In “People Are So Unpredictable,” Donahue lets us know that “unshielded by booze, people are so unpredictable,” and the song itself, the most progressive on the album, is anything but predictable. It starts fairly conventional, then ventures into corridors of screams like you’re being taken down an 18th Century insane asylum, but no sound, vocal, or echoing unnerving breath, is wasted. “October Sunshine” is impressive, works as a means of giving the work some balance in the middle, but it has too much of a movie score vibe and not enough listenability to stand on its own. However, Mercury Rev don’t seem to have hit singles in mind with every track they lay down, and that’s quite all right in this day and age; A band making bodies of work that are meant to be listened to in their entirety, not ones that people can break down for their parts with illegal downloads like a stolen Honda Civic.
“Runaway Raindrop” continues to impress with a moving piece of music and some of the most interesting instrumentation on the record, including what almost sounds like a harpsichord, but it lacks the type of palatable vocal melody that the band is capable of. “Dream of a Young Girl as a Flower” is the longest one, and it gives the band a chance to show that they can jam out with some intense, bombastic drumming, and what sounds like old school video game noises, then back into primarily just a regular, old piano and Donahue singing about a girl dreaming of being a flower in a field. In the writer’s dream, she is that flower, and with music this compelling, for a moment you may think, who’s to say she isn’t?

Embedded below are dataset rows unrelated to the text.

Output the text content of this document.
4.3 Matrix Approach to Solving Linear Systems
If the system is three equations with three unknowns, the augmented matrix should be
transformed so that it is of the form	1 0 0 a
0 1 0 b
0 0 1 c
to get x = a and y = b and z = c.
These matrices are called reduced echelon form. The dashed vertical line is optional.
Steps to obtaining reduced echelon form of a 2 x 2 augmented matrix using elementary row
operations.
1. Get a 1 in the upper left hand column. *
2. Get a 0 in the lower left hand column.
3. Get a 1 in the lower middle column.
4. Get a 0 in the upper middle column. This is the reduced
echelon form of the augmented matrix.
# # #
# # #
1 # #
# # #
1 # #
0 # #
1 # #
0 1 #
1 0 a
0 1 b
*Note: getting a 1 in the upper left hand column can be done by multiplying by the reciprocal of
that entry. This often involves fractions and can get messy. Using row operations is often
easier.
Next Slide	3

“Faraway from Cars” is perhaps one of the only overtly socially conscious songs with no mention of any animals or anything other worldly that you will find in the Mercury Rev catalog. There is some rhythmic hand clapping, and then Donahue says “there’s a little part of you far away from cars.” He goes onto to say that there’s a little part far away from cash, war, tears, past, shore, fear, and most importantly, far away from here. He doesn’t make the mistake of telling us where exactly this part of us is, and what we gain from keeping that little part of us removed from all these elements; he simply leaves it up to the listeners decide how they can escape to that place and what that place can do for them. “A Squirrel and I (Holding On . . . And Then Letting Go)” is a bit of a let down musically and in terms of closing the record out with a bang, but it does have all important parting words which any epic record should have, this record’s being, “It’s all about holding on and then letting go.”
Without a doubt, “Snowflake Midnight” does hold onto you and lets you go, but it lets you go feeling a little cozier than when it first got hold of you. It takes you down numerous bazaar twists and turns, but unlike some experimental records that are weird just for the sake of being weird, every avenue they explore has dazzling melodies that keep you hooked in for the entirety of the journey through snowflakes, squirrels, flowers, raindrops, and wolves, among other fun things. Sadly, there is no mention of a black bunny, but because Mercury Rev has returned to form with “Snowflake Midnight,” we should just be happy they’re back, and be content to leave the answer to that mystery as something known only to the Rev and the bunny.